Denton was wearing his long days on his face. There was a shadow of beard, a sleepy look. Long sideburns and the receding hairline highlighted the white gauntness. He teased a bit. He wanted to say first that NRC resident inspectors had been assigned to all other Babcock & Wilcox plants around the country. That was important, of course, but it had nothing to do with a bubble down on the island.

Then the big news. The temperature inside the reactor was going down - not much, but going down. And there had been a "dramatic" decrease in the size of the bubble, Denton reported. "There is reason for optimism."

Metropolitan Edison engineers would say later that they had never lost control of the bubble. "Based on the game plan, this is exactly what we expected to happen," said John Hilbill, a nuclear engineer for the company.

In fact, the procedure that chased the bubble was precisely the one E. C. McCabe had outlined for two reporters on Friday afternoon.

Still later, other NRC engineers claimed that the bubble, which of course no one ever saw, was not a bubble at all but a froth. It would have taken 88 days to get rid of an actual bubble, one NRC official said.

None of this may be important in the aftermath. What is significant is that the danger passed as quietly as it had arrived.

What did happen was a gradual bleeding off of the hydrogen that had formed on the top of the reactor. It was a delicate balancing act in which engineers and specialists experimented with varying pressures in a band somewhere between 900 pounds per square inch and 1,100 PSI inside the reactor's primary coolant system.

The coolant then carried the hydrogen in the form of small bubbles to the pressurizer, a cylindrical dome that rose slightly higher than the reactor. Nozzles inside the pressurizer sprayed the hydrogen-laden coolant into the top of the pressurizer where it gave off the hydrogen like fizz from a soda pop. A vent in the top of the pressurizer allowed the hydrogen, which was radioactive, to escape into the containment building.

In the containment building, hydrogen and oxygen were converted back into water by devices called recombiners.

The problem with the recombiners – which were not ready to go when they were needed – was that their controls were in the auxiliary building where the radioactive waste water had been dumped. So Met Ed quickly had rounded up tons of lead bricks from places like the National Cancer Institute. They arrived in hurried shipments to the plant on the backs of flatbed trucks and in the bellies of C131 cargo planes flown into Harrisburg throughout the long days and nights. They were cemented in place igloo-fashion over the recombiner control panels.

When everything was in place the recombiners were turned on and the system worked.

So the crisis of the bubble was over, for all practical purposes. A slow trickle of evacuees began returning to homes in the area, still uncertain of the denouement of the ongoing emergency at Three Mile Island, but a bit more relieved.

It was now, as before, an event which seemed so grim for all its awesome potential that the only remedy was to smile. At the Middletown Elks Club, they renamed the standard cheeseburger "The Meltdown." A bowl of chili with beans became the "bubble buster."
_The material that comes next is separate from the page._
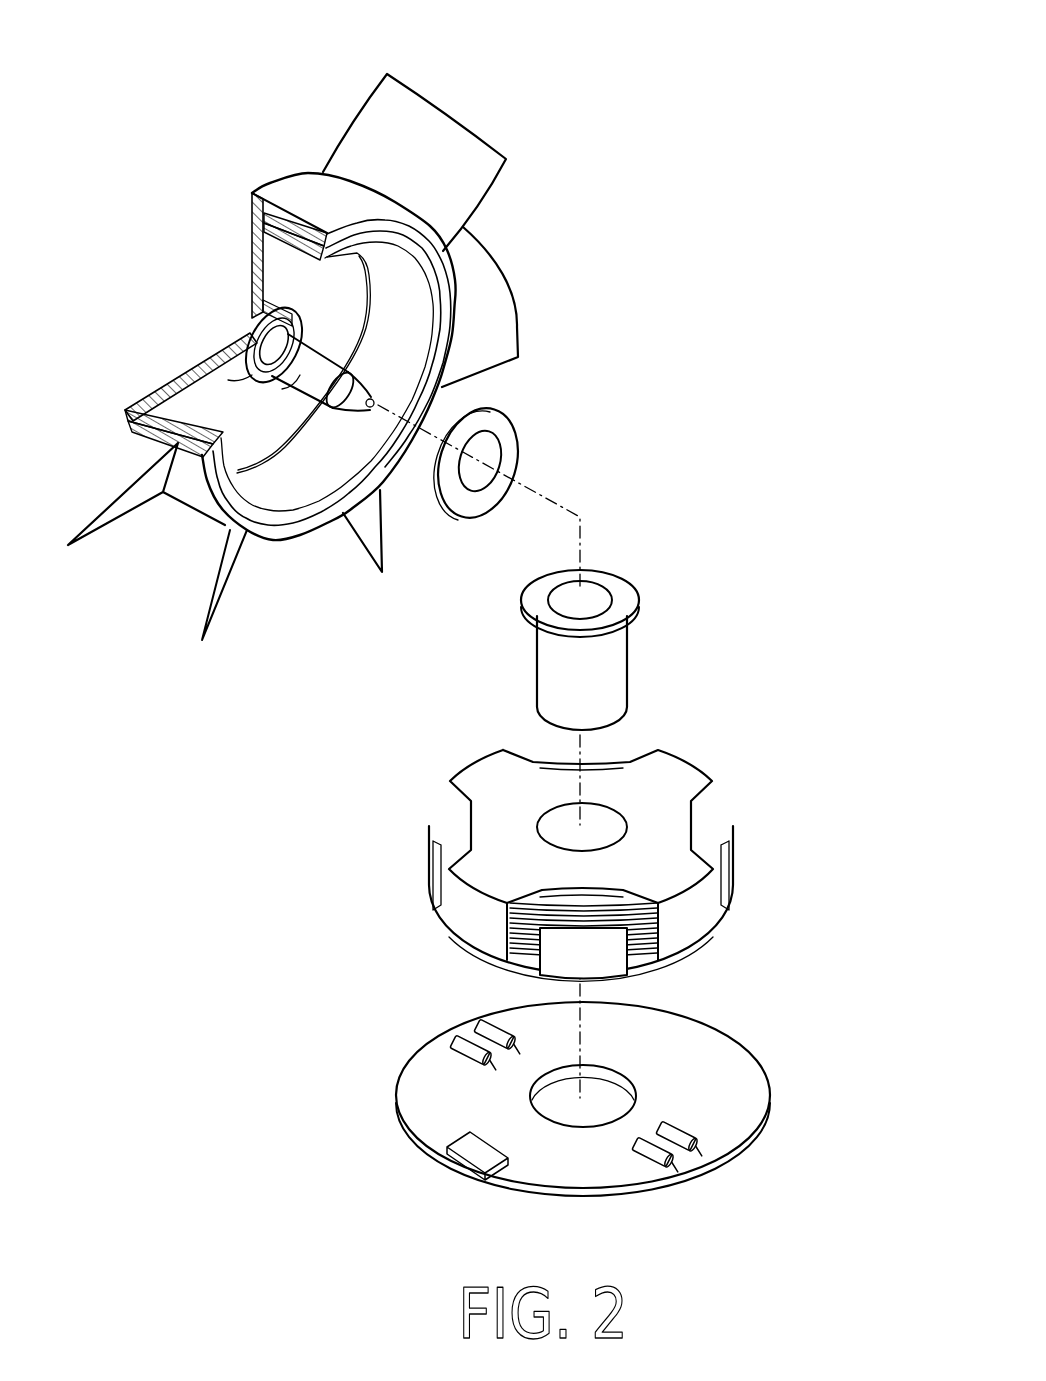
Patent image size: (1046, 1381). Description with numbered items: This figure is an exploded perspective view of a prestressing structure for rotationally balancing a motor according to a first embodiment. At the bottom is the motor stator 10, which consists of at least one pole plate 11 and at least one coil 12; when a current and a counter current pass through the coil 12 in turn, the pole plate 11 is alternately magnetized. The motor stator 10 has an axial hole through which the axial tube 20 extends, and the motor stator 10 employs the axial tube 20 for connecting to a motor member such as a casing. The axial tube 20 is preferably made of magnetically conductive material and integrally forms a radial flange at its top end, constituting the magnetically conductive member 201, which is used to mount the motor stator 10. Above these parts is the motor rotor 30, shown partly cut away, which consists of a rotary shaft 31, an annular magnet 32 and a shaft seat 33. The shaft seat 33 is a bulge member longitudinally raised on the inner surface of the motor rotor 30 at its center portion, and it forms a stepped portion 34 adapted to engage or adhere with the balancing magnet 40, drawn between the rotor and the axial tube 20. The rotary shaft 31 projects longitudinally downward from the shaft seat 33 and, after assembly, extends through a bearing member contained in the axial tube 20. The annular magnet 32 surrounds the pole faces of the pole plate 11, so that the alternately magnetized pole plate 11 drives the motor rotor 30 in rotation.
Bob Davis, a caseworker at the Dauphin County mental health crisis intervention center, thought a letdown surely would come, maybe not this week or next, but there would be a letdown.

"When this dies down, I think it will hit us," Davis said that afternoon. "A lot of people will want to talk about what they went through, that they felt inadequate in the crisis and embarrassment at being scared."

Very likely, but at his meeting with the president the day before, Thornburgh said something that had caught a flash of what was going on. "Pennsylvanians are tough people," said the governor. They had to be.